The Menominee Tribe is one example of an Indigenous Nation in Wisconsin that is using production agriculture to become food sovereign.
According to Feeding America, one in four Indigenous people experience food insecurity compared to one in nine Americans. This can be a result of an economic or social condition, explains Jen Falck, the Partnership Program Coordinator for the Menominee Tribe’s Department of Agriculture and Food Systems. She says there’s also communities in Wisconsin where families live in a food desert — an area where it is difficult to buy affordable or healthy food.
And for a tribal family, they often times don’t have access to their traditional foods, Falck says.
“We’re finding that when tribal families have connections or access to their traditional foods, it improves their health in all kinds of different ways,” she says.
Falck works on food security initiatives within the Menominee Tribe. These include: plant giveaways, backyard garden services, and putting together a demonstration farm. She also spends a lot of time on the statewide Tribal Elder Food Box Program.
In the first year, the multi-tribe food box program delivered almost 11,000 boxes to elders in 2021. The food in the boxes was Indigenous or locally produced. Each box also had a culturally appropriate food. In 2022, the program grew to encompass all 11 tribes in Wisconsin, putting out almost 25,000 boxes.
“The response has been awesome from all 11 tribal communities,” she says. “We hope to do more this year.”
Falck explains that some tribes have been farming since creation, and for others, it’s new. The sizeof the farms range from community gardens to cash cropping. Commodities range from beef and bison to orchard fruit and white corn.

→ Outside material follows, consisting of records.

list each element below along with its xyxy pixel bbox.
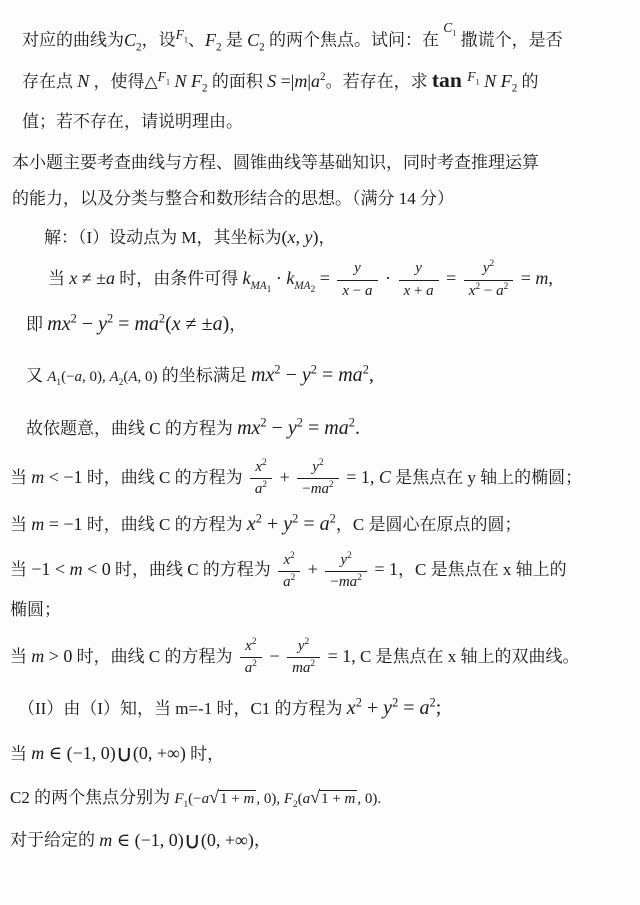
- text-segment: +: [362, 697, 383, 719]
- text-segment: y: [354, 260, 361, 276]
- text-line: （II）由（I）知，当 m=-1 时，C1 的方程为 x2 + y2 = a2;: [10, 688, 626, 729]
- text-segment: ma: [134, 313, 158, 335]
- text-segment: 撒谎个，是否: [456, 31, 562, 50]
- text-line: 当 m > 0 时，曲线 C 的方程为 x2a2 − y2ma2 = 1, C …: [10, 638, 626, 678]
- fraction: yx − a: [337, 260, 377, 300]
- text-line: 当 m = −1 时，曲线 C 的方程为 x2 + y2 = a2，C 是圆心在…: [10, 504, 626, 545]
- text-segment: C 是焦点在 x 轴上的双曲线。: [356, 647, 580, 666]
- text-line: 当 x ≠ ±a 时，由条件可得 kMA1 · kMA2 = yx − a · …: [10, 260, 626, 300]
- text-segment: =|: [276, 71, 294, 91]
- text-segment: = 1,: [342, 467, 379, 487]
- text-segment: = 1,: [323, 646, 356, 666]
- fraction: x2a2: [250, 459, 272, 499]
- text-segment: −: [267, 417, 288, 439]
- text-segment: S =|m|a2: [267, 71, 325, 91]
- text-segment: x2a2 − y2ma2 = 1,: [237, 646, 356, 666]
- text-segment: y: [415, 260, 422, 276]
- text-segment: ma: [311, 481, 329, 497]
- text-segment: +: [410, 283, 426, 299]
- text-segment: =: [303, 417, 324, 439]
- text-segment: −: [265, 646, 284, 666]
- text-segment: ≠ ±: [181, 313, 213, 335]
- text-segment: < −1: [44, 467, 82, 487]
- text-segment: +: [262, 513, 283, 535]
- text-segment: (0, +∞): [133, 743, 186, 763]
- text-segment: 椭圆；: [10, 600, 61, 619]
- text-segment: 1 +: [220, 791, 243, 807]
- text-segment: ∈ (−1, 0): [44, 743, 115, 763]
- text-segment: x2 + y2 = a2: [247, 513, 336, 535]
- text-segment: −1 < m < 0: [31, 559, 110, 579]
- text-segment: F: [205, 30, 216, 50]
- text-segment: 存在点: [22, 72, 77, 91]
- text-segment: (−: [188, 791, 201, 807]
- text-segment: x: [255, 459, 262, 475]
- text-segment: 2: [490, 259, 495, 269]
- text-segment: F: [501, 71, 512, 91]
- text-segment: m ∈ (−1, 0)∪(0, +∞): [99, 830, 254, 850]
- text-segment: ma: [338, 364, 362, 386]
- text-segment: x: [288, 227, 296, 247]
- text-segment: MA1: [251, 280, 272, 292]
- text-segment: ，: [229, 315, 246, 334]
- text-segment: y: [302, 364, 311, 386]
- text-segment: =: [442, 268, 461, 288]
- text-segment: m > 0: [31, 646, 72, 666]
- text-segment: y: [98, 313, 107, 335]
- text-segment: ，设: [142, 31, 176, 50]
- text-segment: ≠ ±: [77, 268, 106, 288]
- text-segment: N: [480, 71, 501, 91]
- text-segment: a: [365, 283, 373, 299]
- text-segment: x2 + y2 = a2;: [347, 697, 442, 719]
- text-segment: =: [315, 268, 334, 288]
- text-segment: 时，曲线 C 的方程为: [111, 560, 275, 579]
- text-segment: y: [483, 260, 490, 276]
- text-segment: < 0: [83, 559, 111, 579]
- text-segment: mx: [251, 364, 274, 386]
- text-segment: , 0): [138, 369, 158, 385]
- text-line: 存在点 N ，使得△F1 N F2 的面积 S =|m|a2。若存在，求 tan…: [10, 58, 626, 102]
- text-segment: C2: [124, 30, 142, 50]
- text-segment: a: [213, 313, 223, 335]
- text-segment: 2: [291, 573, 296, 583]
- text-segment: ;: [436, 697, 442, 719]
- text-segment: +: [303, 559, 322, 579]
- text-segment: m: [294, 71, 307, 91]
- radical-expression: √1 + m: [310, 791, 357, 807]
- text-segment: 2: [305, 637, 310, 647]
- text-segment: 2: [504, 282, 509, 292]
- text-segment: mx: [47, 313, 70, 335]
- fraction: yx + a: [399, 260, 439, 300]
- text-segment: 2: [310, 659, 315, 669]
- text-segment: C1: [443, 20, 456, 35]
- text-segment: a: [320, 513, 330, 535]
- text-segment: k: [243, 268, 251, 288]
- text-segment: A: [128, 369, 137, 385]
- text-segment: a: [106, 268, 115, 288]
- text-segment: m ∈ (−1, 0)∪(0, +∞): [31, 743, 186, 763]
- text-segment: =: [298, 513, 319, 535]
- text-segment: −: [349, 283, 365, 299]
- text-segment: 时，: [186, 744, 224, 763]
- text-segment: 时，曲线 C 的方程为: [83, 468, 247, 487]
- text-segment: C: [379, 467, 391, 487]
- text-segment: =: [317, 364, 338, 386]
- text-segment: kMA1 · kMA2 = yx − a · yx + a = y2x2 − a…: [243, 268, 553, 288]
- text-line: 当 m < −1 时，曲线 C 的方程为 x2a2 + y2−ma2 = 1, …: [10, 459, 626, 499]
- text-segment: (: [165, 313, 172, 335]
- text-segment: 当: [10, 647, 31, 666]
- text-segment: 的坐标满足: [158, 366, 252, 385]
- text-segment: ·: [381, 268, 396, 288]
- text-segment: 故依题意，曲线 C 的方程为: [26, 419, 237, 438]
- text-segment: 当: [48, 269, 69, 288]
- text-segment: 当: [10, 744, 31, 763]
- text-segment: S: [267, 71, 276, 91]
- text-segment: m = −1: [31, 514, 82, 534]
- text-line: 本小题主要考查曲线与方程、圆锥曲线等基础知识，同时考查推理运算: [10, 144, 626, 181]
- text-segment: F: [176, 27, 184, 42]
- text-segment: a: [496, 283, 504, 299]
- text-segment: F2: [501, 71, 518, 91]
- text-segment: m < −1: [31, 467, 82, 487]
- text-segment: , 0),: [256, 791, 284, 807]
- text-segment: = −1: [44, 514, 82, 534]
- text-segment: 当: [10, 515, 31, 534]
- text-segment: ，C 是圆心在原点的圆；: [336, 515, 522, 534]
- text-segment: a: [75, 369, 83, 385]
- text-segment: (−: [61, 369, 74, 385]
- text-segment: （II）由（I）知，当 m=-1 时，C1 的方程为: [18, 699, 347, 718]
- text-segment: A: [110, 369, 119, 385]
- text-segment: =: [113, 313, 134, 335]
- text-segment: 2: [347, 551, 352, 561]
- text-segment: mx2 − y2 = ma2,: [251, 364, 374, 386]
- text-segment: = 1: [370, 559, 398, 579]
- text-segment: m: [244, 791, 255, 807]
- text-segment: y: [305, 227, 313, 247]
- text-segment: x: [347, 697, 356, 719]
- text-segment: ·: [271, 268, 286, 288]
- text-segment: MA: [251, 280, 267, 292]
- fraction: y2−ma2: [297, 459, 338, 499]
- text-line: 对于给定的 m ∈ (−1, 0)∪(0, +∞)，: [10, 817, 626, 865]
- fraction: y2x2 − a2: [464, 260, 513, 300]
- text-segment: 的两个焦点。试问：在: [265, 31, 444, 50]
- text-segment: C2 的两个焦点分别为: [10, 788, 174, 807]
- text-segment: x ≠ ±a: [69, 268, 115, 288]
- text-segment: m: [535, 268, 548, 288]
- text-segment: (0, +∞): [201, 830, 254, 850]
- text-line: 当 m ∈ (−1, 0)∪(0, +∞) 时，: [10, 731, 626, 779]
- text-segment: mx: [237, 417, 260, 439]
- text-segment: 2: [252, 659, 257, 669]
- text-segment: +: [275, 467, 294, 487]
- text-segment: 、: [188, 31, 205, 50]
- text-segment: 时，由条件可得: [115, 269, 243, 288]
- text-segment: 时，曲线 C 的方程为: [72, 647, 236, 666]
- text-segment: 对应的曲线为: [22, 31, 124, 50]
- text-segment: 的: [517, 72, 538, 91]
- text-segment: −: [302, 481, 310, 497]
- fraction: y2ma2: [287, 638, 320, 678]
- text-segment: F: [284, 791, 293, 807]
- text-segment: tan: [432, 68, 467, 92]
- text-segment: ,: [296, 227, 305, 247]
- text-segment: x: [247, 513, 256, 535]
- text-segment: F: [174, 791, 183, 807]
- text-segment: x: [172, 313, 181, 335]
- text-segment: x: [245, 638, 252, 654]
- text-segment: ma: [292, 660, 310, 676]
- text-segment: F1: [467, 69, 479, 84]
- text-segment: MA2: [294, 280, 315, 292]
- text-segment: 的能力，以及分类与整合和数形结合的思想。（满分 14 分）: [12, 189, 454, 208]
- text-segment: ma: [324, 417, 348, 439]
- text-segment: mx2 − y2 = ma2.: [237, 417, 360, 439]
- text-segment: =: [398, 697, 419, 719]
- text-segment: 又: [26, 366, 47, 385]
- text-segment: 的面积: [208, 72, 268, 91]
- text-segment: ∪: [116, 740, 133, 768]
- text-segment: 2: [357, 573, 362, 583]
- text-line: 椭圆；: [10, 591, 626, 628]
- text-segment: m: [70, 559, 83, 579]
- text-segment: 1 +: [321, 791, 344, 807]
- text-segment: y: [298, 638, 305, 654]
- text-segment: ∈ (−1, 0): [112, 830, 183, 850]
- text-segment: 值；若不存在，请说明理由。: [22, 112, 243, 131]
- text-segment: C: [247, 30, 259, 50]
- text-segment: 2: [329, 480, 334, 490]
- text-segment: 当: [10, 468, 31, 487]
- text-segment: ，使得△: [89, 72, 157, 91]
- text-segment: m: [31, 743, 44, 763]
- text-segment: m: [99, 830, 112, 850]
- text-segment: N: [77, 71, 89, 91]
- text-line: C2 的两个焦点分别为 F1(−a√1 + m, 0), F2(a√1 + m,…: [10, 779, 626, 816]
- text-segment: mx2 − y2 = ma2(x ≠ ±a): [47, 313, 229, 335]
- text-segment: F1: [176, 27, 188, 42]
- text-segment: ma: [339, 574, 357, 590]
- text-segment: 时，曲线 C 的方程为: [83, 515, 247, 534]
- text-segment: .: [355, 417, 360, 439]
- fraction: x2a2: [278, 552, 300, 592]
- text-segment: m: [31, 646, 44, 666]
- text-segment: 当: [10, 560, 31, 579]
- text-segment: 2: [290, 551, 295, 561]
- text-line: 又 A1(−a, 0), A2(A, 0) 的坐标满足 mx2 − y2 = m…: [10, 355, 626, 396]
- text-segment: −1 <: [31, 559, 69, 579]
- text-segment: 2: [262, 480, 267, 490]
- text-segment: 是焦点在 y 轴上的椭圆；: [391, 468, 582, 487]
- text-segment: ，: [319, 228, 336, 247]
- text-segment: 是: [222, 31, 248, 50]
- text-segment: x2a2 + y2−ma2 = 1, C: [247, 467, 391, 487]
- text-segment: ,: [369, 364, 374, 386]
- text-segment: m: [31, 467, 44, 487]
- fraction: x2a2: [240, 638, 262, 678]
- text-segment: =: [516, 268, 535, 288]
- text-segment: 。若存在，求: [326, 72, 432, 91]
- text-segment: ，: [254, 831, 271, 850]
- text-segment: F: [158, 69, 166, 84]
- text-segment: 解：（I）设动点为 M，其坐标为: [44, 228, 282, 247]
- fraction: y2−ma2: [325, 552, 366, 592]
- text-segment: −: [281, 364, 302, 386]
- text-segment: MA: [294, 280, 310, 292]
- text-line: 对应的曲线为C2，设F1、F2 是 C2 的两个焦点。试问：在 C1 撒谎个，是…: [10, 14, 626, 58]
- text-segment: C: [443, 20, 452, 35]
- text-segment: m: [31, 514, 44, 534]
- text-segment: ,: [548, 268, 553, 288]
- text-segment: ，C 是焦点在 x 轴上的: [398, 560, 567, 579]
- text-line: 的能力，以及分类与整合和数形结合的思想。（满分 14 分）: [10, 180, 626, 217]
- text-segment: y: [312, 459, 319, 475]
- text-segment: a: [283, 574, 291, 590]
- text-segment: −: [77, 313, 98, 335]
- text-line: 值；若不存在，请说明理由。: [10, 103, 626, 140]
- text-segment: −: [330, 574, 338, 590]
- text-segment: F2: [191, 71, 208, 91]
- text-segment: F1: [158, 69, 170, 84]
- text-line: 解：（I）设动点为 M，其坐标为(x, y)，: [10, 219, 626, 256]
- text-segment: F1(−a√1 + m, 0), F2(a√1 + m, 0).: [174, 791, 381, 807]
- text-segment: F: [191, 71, 202, 91]
- text-segment: a: [420, 697, 430, 719]
- text-segment: a: [426, 283, 434, 299]
- radical-expression: √1 + m: [209, 791, 256, 807]
- text-segment: C2: [247, 30, 265, 50]
- text-segment: a: [311, 71, 320, 91]
- text-segment: N: [170, 71, 191, 91]
- text-segment: x2a2 + y2−ma2 = 1: [275, 559, 398, 579]
- document-page: 对应的曲线为C2，设F1、F2 是 C2 的两个焦点。试问：在 C1 撒谎个，是…: [0, 0, 640, 877]
- text-line: 故依题意，曲线 C 的方程为 mx2 − y2 = ma2.: [10, 408, 626, 449]
- text-segment: A1(−a, 0), A2(A, 0): [47, 369, 157, 385]
- text-segment: , 0),: [82, 369, 110, 385]
- text-segment: 本小题主要考查曲线与方程、圆锥曲线等基础知识，同时考查推理运算: [12, 153, 539, 172]
- text-segment: F2: [205, 30, 222, 50]
- text-line: 即 mx2 − y2 = ma2(x ≠ ±a)，: [10, 304, 626, 345]
- text-segment: 2: [262, 458, 267, 468]
- text-segment: 2: [319, 458, 324, 468]
- text-segment: C: [124, 30, 136, 50]
- text-segment: 2: [252, 637, 257, 647]
- text-segment: , 0).: [357, 791, 381, 807]
- text-segment: 对于给定的: [10, 831, 99, 850]
- text-line: 当 −1 < m < 0 时，曲线 C 的方程为 x2a2 + y2−ma2 =…: [10, 551, 626, 591]
- text-segment: 即: [26, 315, 47, 334]
- text-segment: > 0: [44, 646, 72, 666]
- text-segment: y: [383, 697, 392, 719]
- text-segment: m: [345, 791, 356, 807]
- text-segment: −: [480, 283, 496, 299]
- text-segment: y: [283, 513, 292, 535]
- text-segment: ∪: [184, 826, 201, 854]
- text-segment: y: [288, 417, 297, 439]
- text-segment: (x, y): [282, 227, 319, 247]
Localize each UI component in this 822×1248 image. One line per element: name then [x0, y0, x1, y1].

In the Menominee Nation, construction is underway to turn a small farm into a demonstration farm to teach tribal families how to grow corn and raise beef, to name a few things.
“We want to be able to help tribal families become food sovereign,” Falck says. She breaks down food sovereignty into three levels: family, tribal, and intertribal.
“People are getting more interested in providing and growing their own food,” she explains. “I think that the health outcomes here and in many other tribal communities aren’t great. There’s a lot of diabetes, a lot of high blood pressure, heart disease — I think families are becoming more interested in those issues and starting at home with their food production and diets to help improve those health outcomes.”